Our team of beekeepers looks after thousands of hives, with each hive housing approximately 50,000 bees. In March we prepare the hives and bees, carefully checking the health of the queen bee and her workers. Our methods are gentle and minimally invasive – stressed bees are less productive foragers and more vulnerable to disease. By taking extraordinary measures to keep our equipment clean and our hives healthy, we eliminate the need for chemicals and antibiotics.
Hand-selected queen bees.
Productive hives depend on high quality queen bees. We select only the gentlest, healthiest queen bees with high-yield hives to graft, ensuring successive generations of industrious bees and abundant honey crops.

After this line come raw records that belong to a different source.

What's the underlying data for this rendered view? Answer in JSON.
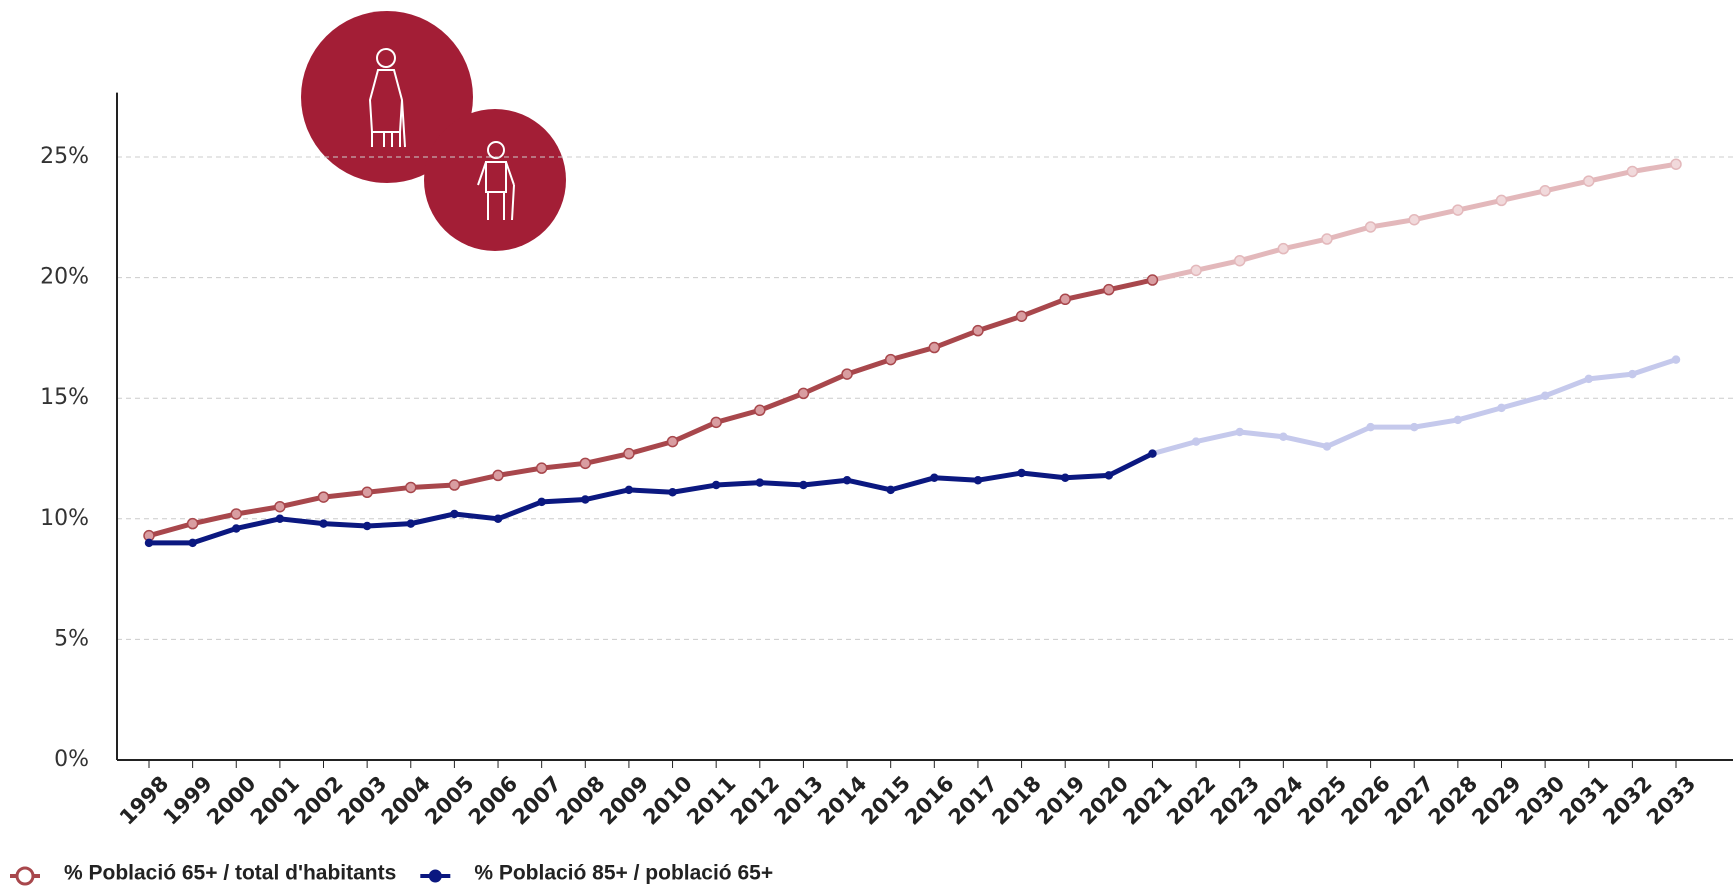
{
  "chart_data": {
    "type": "line",
    "categories": [
      "1998",
      "1999",
      "2000",
      "2001",
      "2002",
      "2003",
      "2004",
      "2005",
      "2006",
      "2007",
      "2008",
      "2009",
      "2010",
      "2011",
      "2012",
      "2013",
      "2014",
      "2015",
      "2016",
      "2017",
      "2018",
      "2019",
      "2020",
      "2021",
      "2022",
      "2023",
      "2024",
      "2025",
      "2026",
      "2027",
      "2028",
      "2029",
      "2030",
      "2031",
      "2032",
      "2033"
    ],
    "forecast_from": "2021",
    "series": [
      {
        "name": "% Població 65+ / total d'habitants",
        "color": "#a8474c",
        "forecast_color": "#e3b8bb",
        "marker": "open-circle",
        "values": [
          9.3,
          9.8,
          10.2,
          10.5,
          10.9,
          11.1,
          11.3,
          11.4,
          11.8,
          12.1,
          12.3,
          12.7,
          13.2,
          14.0,
          14.5,
          15.2,
          16.0,
          16.6,
          17.1,
          17.8,
          18.4,
          19.1,
          19.5,
          19.9,
          20.3,
          20.7,
          21.2,
          21.6,
          22.1,
          22.4,
          22.8,
          23.2,
          23.6,
          24.0,
          24.4,
          24.7
        ]
      },
      {
        "name": "% Població 85+ / població 65+",
        "color": "#0b1880",
        "forecast_color": "#c5c9ec",
        "marker": "circle",
        "values": [
          9.0,
          9.0,
          9.6,
          10.0,
          9.8,
          9.7,
          9.8,
          10.2,
          10.0,
          10.7,
          10.8,
          11.2,
          11.1,
          11.4,
          11.5,
          11.4,
          11.6,
          11.2,
          11.7,
          11.6,
          11.9,
          11.7,
          11.8,
          12.7,
          13.2,
          13.6,
          13.4,
          13.0,
          13.8,
          13.8,
          14.1,
          14.6,
          15.1,
          15.8,
          16.0,
          16.6
        ]
      }
    ],
    "ylim": [
      0,
      26.3
    ],
    "yticks": [
      {
        "value": 0,
        "label": "0%"
      },
      {
        "value": 5,
        "label": "5%"
      },
      {
        "value": 10,
        "label": "10%"
      },
      {
        "value": 15,
        "label": "15%"
      },
      {
        "value": 20,
        "label": "20%"
      },
      {
        "value": 25,
        "label": "25%"
      }
    ],
    "grid": true
  }
}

Grafting is the process of transferring bee larvae from a selected hive into a cell, and placing the cell into a queen-less hive. Worker bees will feed the larvae a diet of royal jelly, which triggers their development into queens.
Our kind of field work.
We place our hives in lush forage with abundant nectar sources to minimize the bees’ workload.Through a dance pattern, bees returning to the hive signal to their fellow bees where to go and how far to travel to collect nectar. Back at the hive, bees convert the nectar to honey, store it in a cell of the comb, and cap it with a light layer of beeswax. Once a hive’s honey frames (supers) are full of capped honey, sometime between July and September, we bring them in from the fields to be extracted.